Summary: She's like a child, resisting bedtime solely on principle. Only there's no principle at work here.


Sometimes, she doesn't go to bed. Just because. No reason, really. It bothers her a little, because she does like to sleep, and she can't imagine anything better than curling up in bed and drifting off until maybe nine or ten or even eleven if she's feeling luxurious and wasteful.

Yet she stays up. She finishes bits of business on her laptop, wipes down the kitchen counters, dusts the knick-knacks on the shelves. Mindless bits of drudgery that keep her from thinking about…nothing. If she's avoiding something, she sure as heck doesn't know what it is. And if it's loneliness she's running from, staying up certainly won't help and will most likely exacerbate the problem.

She certainly has rational, logical frustrations to lose sleep over. Alec and his mess, Cal and his idiotic recklessness, her inability to completely trust her judgment when it comes to men. There's a whole host of other reasons to be restless: stress over the company's financials, emotional drain from the tough case last week, guilt for all her secrets. And these are all valid concerns, totally relevant to her life and understandably upsetting…but they're not why she's up at two-thirty in the morning, jumping at the noise of the refrigerator in the silence.

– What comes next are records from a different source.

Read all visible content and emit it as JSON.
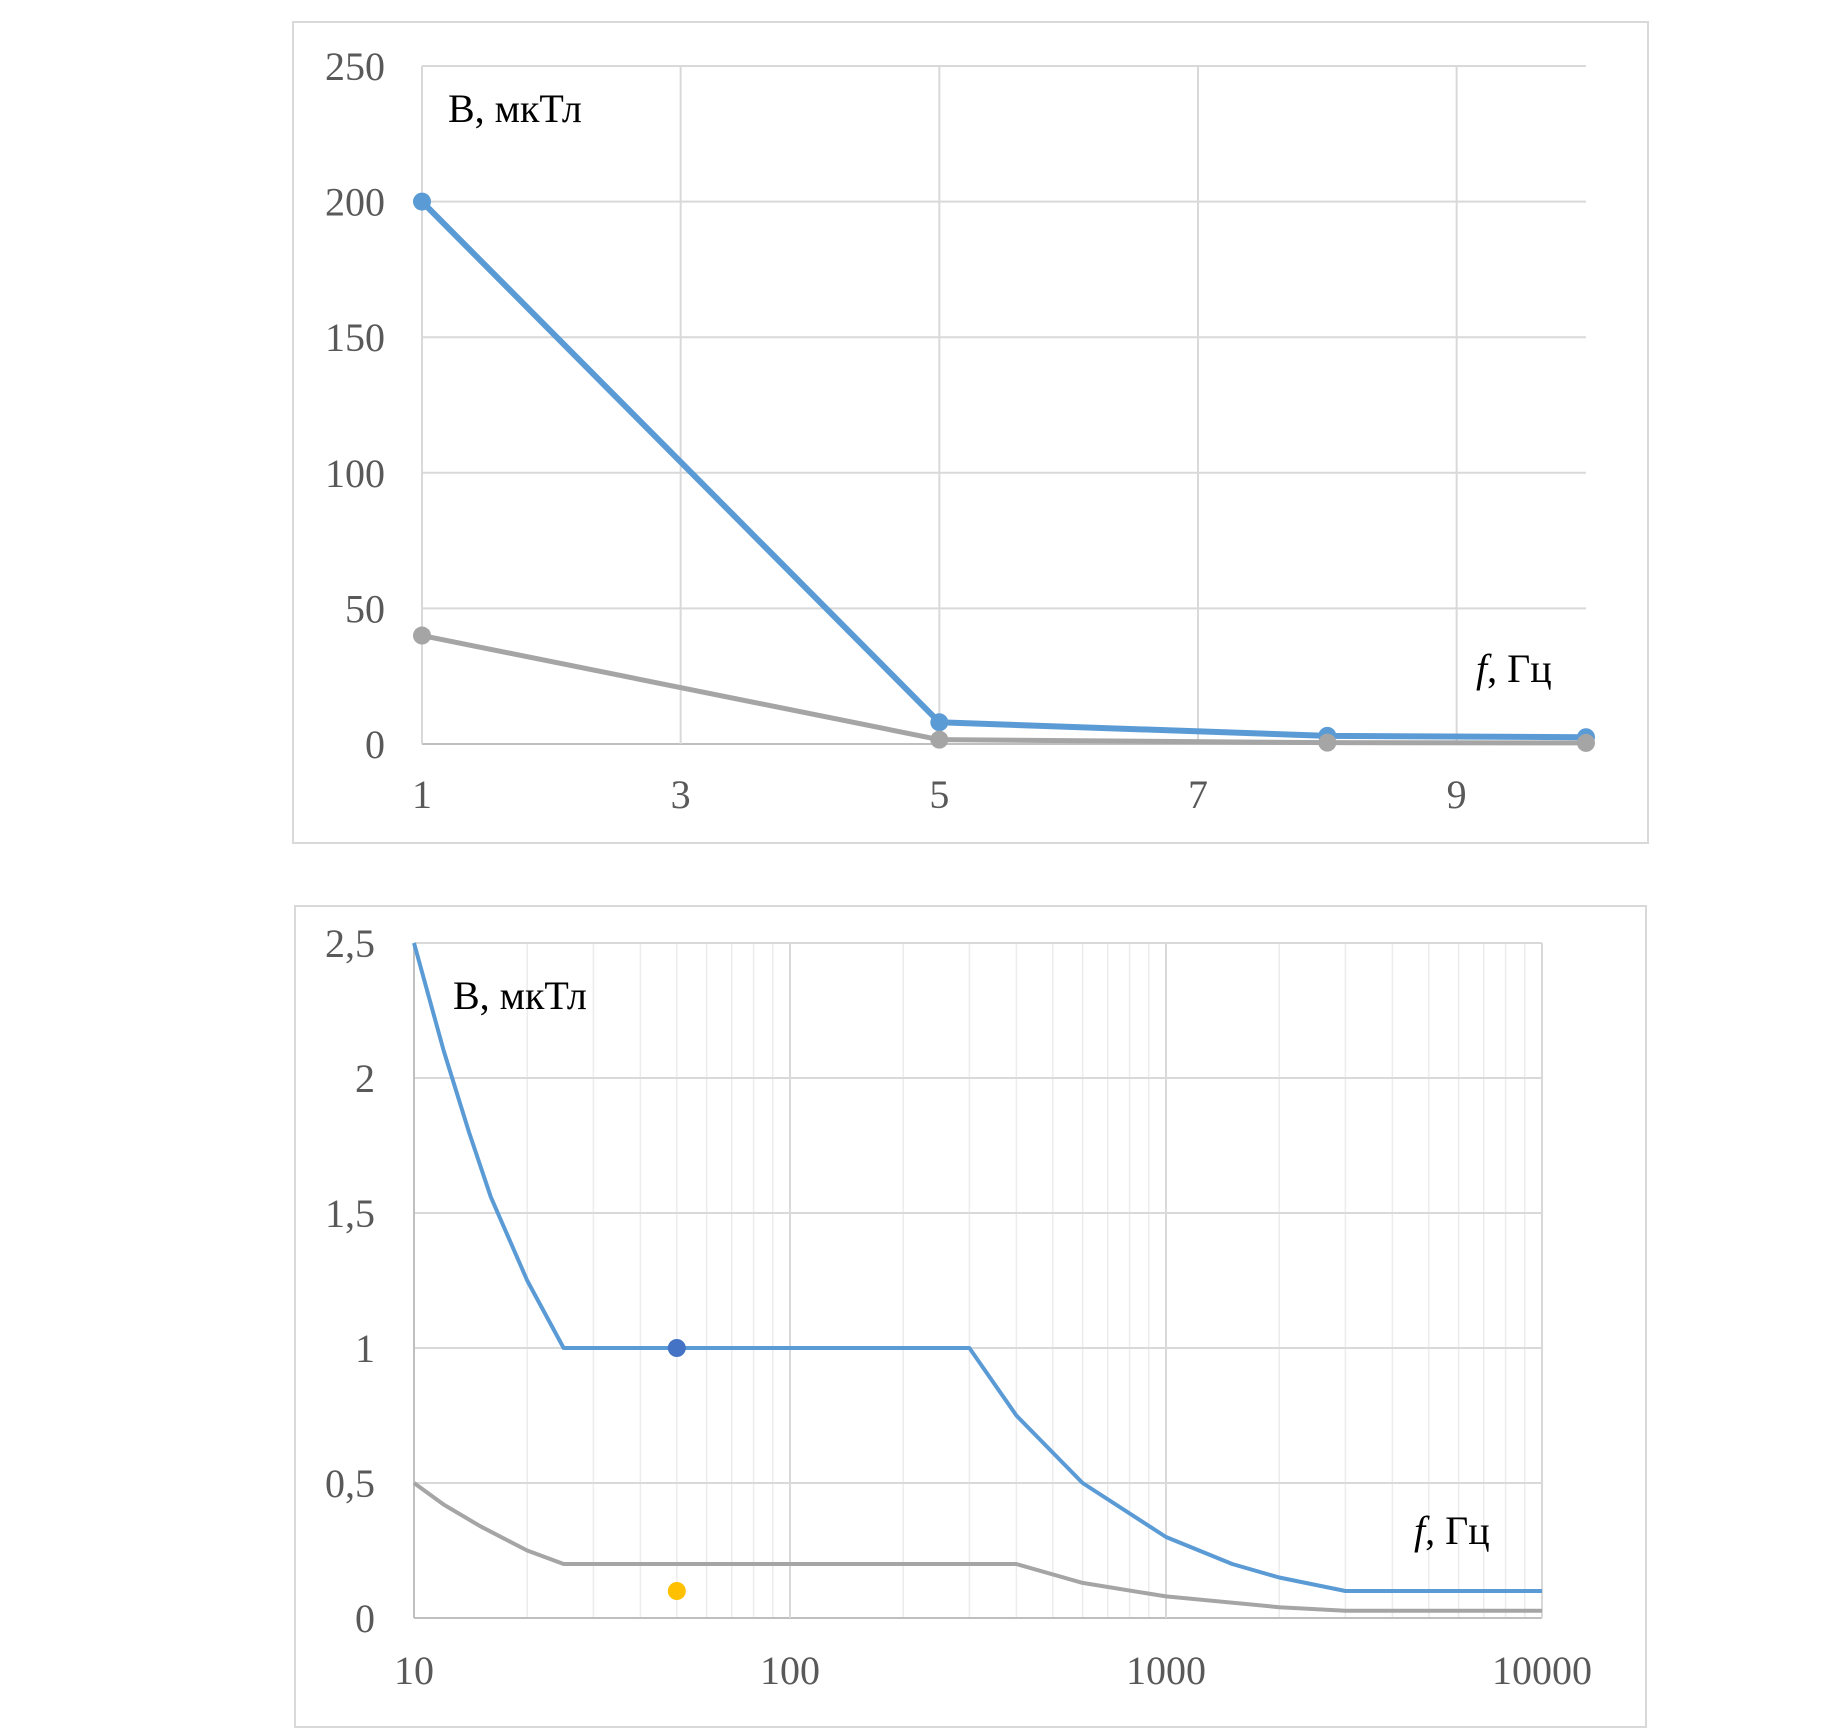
{
  "chart_data": [
    {
      "type": "line",
      "ylabel": "B, мкТл",
      "xlabel_italic": "f",
      "xlabel_rest": ", Гц",
      "xlim": [
        1,
        10
      ],
      "ylim": [
        0,
        250
      ],
      "x_ticks": [
        1,
        3,
        5,
        7,
        9
      ],
      "y_ticks": [
        "0",
        "50",
        "100",
        "150",
        "200",
        "250"
      ],
      "grid": true,
      "series": [
        {
          "color": "#5B9BD5",
          "x": [
            1,
            5,
            8,
            10
          ],
          "y": [
            200,
            8,
            3,
            2.5
          ]
        },
        {
          "color": "#A5A5A5",
          "x": [
            1,
            5,
            8,
            10
          ],
          "y": [
            40,
            1.6,
            0.5,
            0.4
          ]
        }
      ]
    },
    {
      "type": "line",
      "x_scale": "log",
      "ylabel": "B, мкТл",
      "xlabel_italic": "f",
      "xlabel_rest": ", Гц",
      "xlim": [
        10,
        10000
      ],
      "ylim": [
        0,
        2.5
      ],
      "x_ticks": [
        "10",
        "100",
        "1000",
        "10000"
      ],
      "y_ticks": [
        "0",
        "0,5",
        "1",
        "1,5",
        "2",
        "2,5"
      ],
      "grid": true,
      "series": [
        {
          "color": "#5B9BD5",
          "x": [
            10,
            12,
            14,
            16,
            20,
            25,
            300,
            400,
            600,
            1000,
            1500,
            2000,
            3000,
            10000
          ],
          "y": [
            2.5,
            2.1,
            1.8,
            1.56,
            1.25,
            1.0,
            1.0,
            0.75,
            0.5,
            0.3,
            0.2,
            0.15,
            0.1,
            0.1
          ]
        },
        {
          "color": "#A5A5A5",
          "x": [
            10,
            12,
            15,
            20,
            25,
            400,
            600,
            1000,
            2000,
            3000,
            10000
          ],
          "y": [
            0.5,
            0.42,
            0.34,
            0.25,
            0.2,
            0.2,
            0.13,
            0.08,
            0.04,
            0.027,
            0.027
          ]
        }
      ],
      "points": [
        {
          "x": 50,
          "y": 1.0,
          "color": "#4472C4"
        },
        {
          "x": 50,
          "y": 0.1,
          "color": "#FFC000"
        }
      ]
    }
  ]
}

She wants to know why. Wants to dig it out, turn all those well-honed analysis skills inward to find and fix and control whatever's broken and malfunctioning. But every time she starts sorting things out, panic creeps up on her, poisoning her logic, and suddenly everything's out of control. She's not peacefully doing menial tasks, she's avoiding her problems and stewing and failing at everything because she's not being truly productive, but damn it, she won't sleep either, which would let her function and succeed and not get sucked in by this drowning current of despair and…

She has to consciously reject that route. She has two choices. Go to bed, exhibit discipline, and squelch her desire for companionship with the night, or make peace with her wakefulness and deliberately accept the consequences with full consent. There is no third option. Whatever her demons are, they'll be there the next time she can't sleep. Won't sleep. So she pretends everything is fine, hoping that if she pretends hard enough this visceral feeling of wrongness will be convinced and agree.

She pretends she's considering going to bed for the first time, after a lovely, productive night of doing necessary-but-not-urgent tasks she's been avoiding, where she will peacefully and happily curl up and fade off into blissful slumber, waking up with the panic-demon banished to the dark nether regions of her mind. As she imagines, so goes reality. That's what she tells herself, anyway. And whether or not she really believes the platitudes, she pretends she does. And that's enough, for tonight.